Syarat Sudut pada Poligon Terbuka Terikat Sempurna


Ini tulisan saya yang ke-2 dalam label "surveying".
Secara khusus membahas Poligon Terbuka Terikat Sempurna.
Bisa jadi tidak kronologis, tapi saya berharap ada manfaatnya.
==========

1.      Pendahuluan

Pada tahun 1995 Badan Koordinasi Survei dan Pemetaan Nasional (Bakosurtanal) telah menetapkan adanya sistem referensi nasional dalam kegiatan pemetaan untuk seluruh wilayah Indonesia yang disebut dengan Datum Geodesi Nasional Tahun 1995 (DGN 95). Menindaklanjuti ketentuan tersebut Badan Pertanahan Nasional (BPN) menetapkan adanya sistem koordinat nasional untuk kegiatan pemetaan di lingkungannya yaitu dalam sistem proyeksi Transverse Mercator 3º (TM-3º). Upaya tersebut diawali dengan pemasangan kerangka kontrol horizontal sebagai jaringan titik ikat pemetaan bidang-bidang tanah. Kegiatan pengukuran kerangka kontrol horizontal oleh BPN menghasilkan distribusi Titik Dasar Teknik (TDT) dalam Orde 2, Orde 3 dan Orde 4 yang merupakan perapatan dari TDT Orde 0 dan Orde 1 yang dipasang oleh Bakosurtanal. Pengadaan TDT Orde 2 dan 3 dilaksanakan dengan pengukuran Global Positioning System (GPS), sedangkan TDT Orde 4 dengan metode poligon.

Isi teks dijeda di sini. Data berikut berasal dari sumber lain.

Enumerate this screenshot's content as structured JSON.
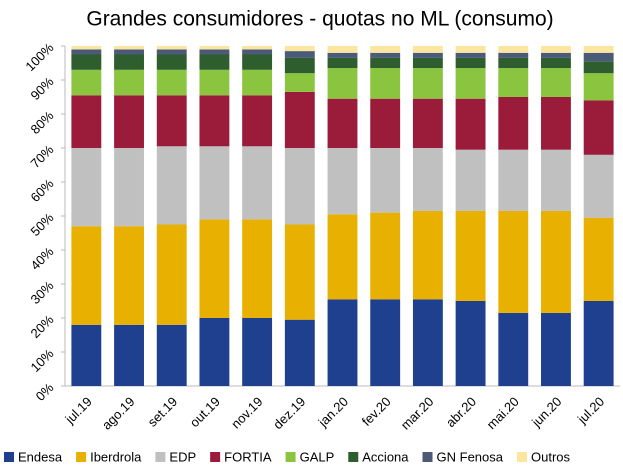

Metode Poligon merupakan metode terestris yang paling fleksibel untuk diterapkan pada berbagai bentuk daerah dan kondisi topografi medan. Berbagai metode penghitungan dapat digunakan dalam penghitungan koordinat poligon. Salah satu yang paling banyak dimanfaatkan adalah metode Bowditch karena kesederhanaannya dalam penentuan koordinat kerangka kontrol horizontal. Penghitungan Metode Bowditch menggunakan 2 kontrol hitungan yaitu kesalahan penutup sudut dan kesalahan penutup jarak (kesalahan jarak linier). Dalam kaitannya dengan kesalahan penutup sudut, salah satu keunikan sekaligus “kesulitan” untuk juru ukur dari poligon terbuka terikat sempurna adalah adanya kemungkinan penerapan berbagai rumus penghitungan syarat sudutnya.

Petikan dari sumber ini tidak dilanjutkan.